Die Einschnitte stellt die Sozialen Unternehmen Vorarlberg vor große Herausforderungen. „Die Überbrückungsfinanzierung seitens des Landes von 300.000 Euro hat die Situation kurzfristig entschärft. Restrukturierungsmaßnahmen sind aber dennoch notwendig, deren Konsequenzen sich im zweiten Halbjahr abzeichnen werden“, erläuterte Hämmerle und ergänzte: „Klar ist aber, dass die Leistungen der Betriebe nicht reduziert werden sollen.“
Zum Verband Soziale Unternehmen Vorarlberg gehören fünf Organisationen: AQUA Mühle Vorarlberg, carla – Caritas Vorarlberg, Dornbirner Jugendwerkstätten, Integra Vorarlberg und Kaplan Bonetti Arbeitsprojekte. Diese sind vorwiegend in wirtschaftlichen Nischen tätig und übernehmen Grünraum- und Waldpflege, Industrieproduktionsservice, Instandhaltung von Spielplätzen, Tischlereiarbeiten, Catering für Schulmittagsbetreuung, Re-Use und vieles mehr. Jährlich bieten sie über 600 langzeitarbeitslosen Männern und Frauen eine vorübergehende Beschäftigung und Trainings, um sie wieder in die Erwerbstätigkeit zu bringen.

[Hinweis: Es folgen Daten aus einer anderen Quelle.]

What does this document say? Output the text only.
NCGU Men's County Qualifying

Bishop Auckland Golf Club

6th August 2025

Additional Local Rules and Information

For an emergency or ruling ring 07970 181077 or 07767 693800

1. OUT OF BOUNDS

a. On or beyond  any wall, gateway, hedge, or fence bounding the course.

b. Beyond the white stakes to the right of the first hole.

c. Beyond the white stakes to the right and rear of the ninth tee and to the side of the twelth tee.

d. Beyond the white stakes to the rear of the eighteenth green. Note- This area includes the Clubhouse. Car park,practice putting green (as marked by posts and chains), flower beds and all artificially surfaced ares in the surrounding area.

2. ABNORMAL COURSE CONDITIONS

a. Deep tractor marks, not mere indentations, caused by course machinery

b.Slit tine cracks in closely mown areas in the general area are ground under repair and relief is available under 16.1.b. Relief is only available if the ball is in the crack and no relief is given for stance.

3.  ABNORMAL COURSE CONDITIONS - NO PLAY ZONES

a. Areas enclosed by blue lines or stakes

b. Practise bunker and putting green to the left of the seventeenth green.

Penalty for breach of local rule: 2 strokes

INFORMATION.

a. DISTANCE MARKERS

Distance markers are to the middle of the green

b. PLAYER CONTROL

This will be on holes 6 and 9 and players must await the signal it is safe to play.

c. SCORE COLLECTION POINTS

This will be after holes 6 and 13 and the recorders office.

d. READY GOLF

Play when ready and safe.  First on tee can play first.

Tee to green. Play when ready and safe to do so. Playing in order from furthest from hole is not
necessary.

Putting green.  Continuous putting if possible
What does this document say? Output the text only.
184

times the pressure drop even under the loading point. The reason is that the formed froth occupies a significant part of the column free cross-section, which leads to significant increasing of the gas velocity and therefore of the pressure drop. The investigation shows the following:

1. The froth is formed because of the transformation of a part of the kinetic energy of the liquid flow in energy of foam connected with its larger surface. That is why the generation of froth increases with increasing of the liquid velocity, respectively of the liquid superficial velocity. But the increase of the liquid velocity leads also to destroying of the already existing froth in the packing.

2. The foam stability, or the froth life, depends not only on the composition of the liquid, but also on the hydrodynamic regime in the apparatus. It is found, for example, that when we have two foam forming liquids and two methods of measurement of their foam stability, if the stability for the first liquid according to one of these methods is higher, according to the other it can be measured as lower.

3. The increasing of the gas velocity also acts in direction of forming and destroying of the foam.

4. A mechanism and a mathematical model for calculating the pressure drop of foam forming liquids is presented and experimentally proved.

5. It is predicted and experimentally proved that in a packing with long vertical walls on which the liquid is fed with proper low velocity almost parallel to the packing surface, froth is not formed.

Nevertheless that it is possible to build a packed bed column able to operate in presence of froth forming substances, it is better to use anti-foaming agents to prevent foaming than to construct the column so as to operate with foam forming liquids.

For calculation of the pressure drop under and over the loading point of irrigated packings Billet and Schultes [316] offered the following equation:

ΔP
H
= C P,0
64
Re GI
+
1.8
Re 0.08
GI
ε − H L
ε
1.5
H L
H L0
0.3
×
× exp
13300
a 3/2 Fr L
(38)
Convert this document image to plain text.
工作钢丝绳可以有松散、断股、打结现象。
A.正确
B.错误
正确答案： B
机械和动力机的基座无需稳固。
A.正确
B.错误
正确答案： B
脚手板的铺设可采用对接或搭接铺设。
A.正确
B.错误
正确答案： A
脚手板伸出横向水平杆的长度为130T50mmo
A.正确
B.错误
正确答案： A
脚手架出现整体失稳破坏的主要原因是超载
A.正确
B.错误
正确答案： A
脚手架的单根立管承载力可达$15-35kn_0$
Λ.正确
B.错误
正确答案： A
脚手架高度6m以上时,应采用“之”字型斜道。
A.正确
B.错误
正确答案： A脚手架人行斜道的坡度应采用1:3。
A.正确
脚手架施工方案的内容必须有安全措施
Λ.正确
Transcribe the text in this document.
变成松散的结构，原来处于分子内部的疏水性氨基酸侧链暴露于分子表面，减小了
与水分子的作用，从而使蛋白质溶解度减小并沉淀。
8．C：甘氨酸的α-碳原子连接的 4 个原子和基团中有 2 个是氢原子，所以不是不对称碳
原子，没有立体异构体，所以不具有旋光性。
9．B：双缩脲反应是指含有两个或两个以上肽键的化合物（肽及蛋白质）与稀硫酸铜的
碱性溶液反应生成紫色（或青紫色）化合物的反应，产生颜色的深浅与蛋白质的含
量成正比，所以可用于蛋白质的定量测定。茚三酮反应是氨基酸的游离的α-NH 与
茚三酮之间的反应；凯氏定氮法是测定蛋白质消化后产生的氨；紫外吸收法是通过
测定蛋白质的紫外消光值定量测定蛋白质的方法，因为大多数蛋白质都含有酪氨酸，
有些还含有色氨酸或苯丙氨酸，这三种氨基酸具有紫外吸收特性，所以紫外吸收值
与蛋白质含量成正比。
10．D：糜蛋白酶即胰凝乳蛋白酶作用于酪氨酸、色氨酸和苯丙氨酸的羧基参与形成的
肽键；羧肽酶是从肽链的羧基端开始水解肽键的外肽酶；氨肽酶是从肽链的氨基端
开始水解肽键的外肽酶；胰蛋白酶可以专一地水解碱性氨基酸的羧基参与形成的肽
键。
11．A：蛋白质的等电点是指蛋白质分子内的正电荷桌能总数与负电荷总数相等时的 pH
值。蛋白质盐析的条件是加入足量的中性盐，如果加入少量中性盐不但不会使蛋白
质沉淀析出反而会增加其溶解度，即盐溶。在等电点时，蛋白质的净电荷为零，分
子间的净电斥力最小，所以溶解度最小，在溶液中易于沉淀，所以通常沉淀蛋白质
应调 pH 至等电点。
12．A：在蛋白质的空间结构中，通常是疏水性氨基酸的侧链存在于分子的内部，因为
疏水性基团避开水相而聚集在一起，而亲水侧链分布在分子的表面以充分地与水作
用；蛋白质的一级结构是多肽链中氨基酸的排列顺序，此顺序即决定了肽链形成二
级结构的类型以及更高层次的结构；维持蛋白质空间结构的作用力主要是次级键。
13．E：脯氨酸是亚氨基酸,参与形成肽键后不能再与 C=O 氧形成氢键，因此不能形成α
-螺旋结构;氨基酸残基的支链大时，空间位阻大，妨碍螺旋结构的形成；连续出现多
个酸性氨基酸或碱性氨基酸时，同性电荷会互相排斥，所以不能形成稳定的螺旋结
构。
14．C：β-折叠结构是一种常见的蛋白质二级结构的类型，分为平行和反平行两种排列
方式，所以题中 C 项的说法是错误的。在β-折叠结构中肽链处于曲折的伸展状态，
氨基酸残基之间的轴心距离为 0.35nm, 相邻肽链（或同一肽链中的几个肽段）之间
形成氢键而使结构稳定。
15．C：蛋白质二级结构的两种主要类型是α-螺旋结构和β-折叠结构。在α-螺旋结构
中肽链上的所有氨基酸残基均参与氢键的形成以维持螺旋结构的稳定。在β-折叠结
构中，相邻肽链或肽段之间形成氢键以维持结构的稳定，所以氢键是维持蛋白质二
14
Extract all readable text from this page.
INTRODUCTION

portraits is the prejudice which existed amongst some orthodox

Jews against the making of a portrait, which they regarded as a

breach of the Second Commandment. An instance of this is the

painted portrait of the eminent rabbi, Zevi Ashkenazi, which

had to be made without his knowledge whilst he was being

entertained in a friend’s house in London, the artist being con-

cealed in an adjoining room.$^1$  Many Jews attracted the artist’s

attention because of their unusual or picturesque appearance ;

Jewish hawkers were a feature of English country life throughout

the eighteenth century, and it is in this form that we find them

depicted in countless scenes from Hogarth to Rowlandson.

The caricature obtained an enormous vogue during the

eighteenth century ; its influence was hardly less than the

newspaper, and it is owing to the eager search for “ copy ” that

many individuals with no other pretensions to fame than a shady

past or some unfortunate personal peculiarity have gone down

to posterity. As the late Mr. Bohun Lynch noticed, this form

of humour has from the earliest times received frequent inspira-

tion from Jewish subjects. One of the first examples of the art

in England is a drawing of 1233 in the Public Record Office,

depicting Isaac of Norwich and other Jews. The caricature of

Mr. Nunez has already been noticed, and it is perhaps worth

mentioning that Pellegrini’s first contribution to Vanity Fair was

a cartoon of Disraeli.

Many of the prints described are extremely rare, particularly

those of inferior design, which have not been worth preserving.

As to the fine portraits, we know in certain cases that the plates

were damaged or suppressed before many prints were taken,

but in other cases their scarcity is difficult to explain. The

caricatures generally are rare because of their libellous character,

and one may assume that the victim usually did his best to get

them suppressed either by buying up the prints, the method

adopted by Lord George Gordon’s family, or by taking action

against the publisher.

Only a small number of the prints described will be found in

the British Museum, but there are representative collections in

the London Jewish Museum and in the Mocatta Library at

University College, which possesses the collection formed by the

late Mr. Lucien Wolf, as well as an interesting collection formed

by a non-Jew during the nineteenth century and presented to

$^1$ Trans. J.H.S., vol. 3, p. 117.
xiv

Erfolgreiche Eingliederung
Mit Erfolg, wie der Gastgeber des Pressegesprächs beweist: Die AQUA Gastronomie in der Messe Dornbirn beschäftigt derzeit rund 40 Langzeitarbeitslose. Bis zu 4000 Mahlzeiten bereitet die Küche täglich für Kindergärten und Schulen vor. Etwa für die Volksschule Schendlingen in Bregenz, an der ein Mittagsbetreuer, der von AQUA Mühle aus der Langzeitarbeitslosigkeit an die Schule vermittelt wurde, vor Ort täglich rund 180 Mittagessen herrichtet und anbietet. Schuldirektor Bruno Jagg: „Er ist versiert, unkompliziert und animiert die Kinder, alles zu probieren, sodass sich sogar deren Essverhalten positiv verändert. Er wickelt auch den Einkauf ab und achtet darauf, dass wenig übrig bleibt.“
Auch die zweifache Mutter Nadine V. war lange arbeitslos, bevor sie die Chance auf eine Kochlehre in der AQUA Gastronomie bekam. „Mit meinem Hauptschulabschluss und ohne Ausbildung habe ich keinen Job gefunden. Hier erhalte ich die Unterstützung, die ich brauche, um nach meiner Ausbildung hoffentlich wieder einen fixen Job zu bekommen.“
Innovative Maßnahmen
Die Sozialen Unternehmen arbeiten intensiv daran, gemeinsam mit den Partnern neue Angebote zu entwickeln, um die Eingliederung Langzeitarbeitsloser weiter zu verbessern. „Basis ist eine gute Zusammenarbeit und mehr Spielraum für die Träger“, betonte Hämmerle. Und es braucht auch neue Modelle. „Wichtige Kriterien dafür sind die individuelle Begleitung Langzeitarbeitloser, Freiwilligkeit, Verlängerung der Beschäftigungszeiten, um Betroffene umfassend betreuen zu können und Maßnahmen, die die Menschen motivieren statt nur versorgen.“
Niederschwellige Angebote
Nach bundesweitem Vorbild hat das AMS Vorarlberg die „Stufenweise Integration Vorarlberg“ eingeführt, die mit den Sozialen Unternehmen Vorarlberg vernetzt läuft. Geschäftsführer Bernhard Bereuter: „Das Modell ermöglicht einen noch einfacheren Zugang zur Hilfestellung, um die Chancen der Menschen auf einen dauerhaften Arbeitsplatz weiter zu erhöhen. Neu ist die erste Stufe, die individuelle Beratung und Betreuung bietet: Sie setzt an den Ursachen der Arbeitslosigkeit an und hilft, persönliche, gesundheitliche oder finanzielle Probleme zu bewältigen.“
Es beruht zudem auf Freiwilligkeit, „ein wichtiges Kriterium, das auf die Selbstständigkeit der Personen abzielt und sie motivieren soll“, betonte Bereuter. Während der ersten Stufe erhalten die Teilnehmerinnen und Teilnehmer einen Trainingsplatz in einem Sozialen Unternehmen. Sobald sie stabil sind, werden sie dort in zweiter Stufe vorübergehend beschäftigt. Österreichweite Tests mit 2600 Personen zeigen Erfolg: Ein Drittel konnte in den ersten Arbeitsmarkt vermittelt werden.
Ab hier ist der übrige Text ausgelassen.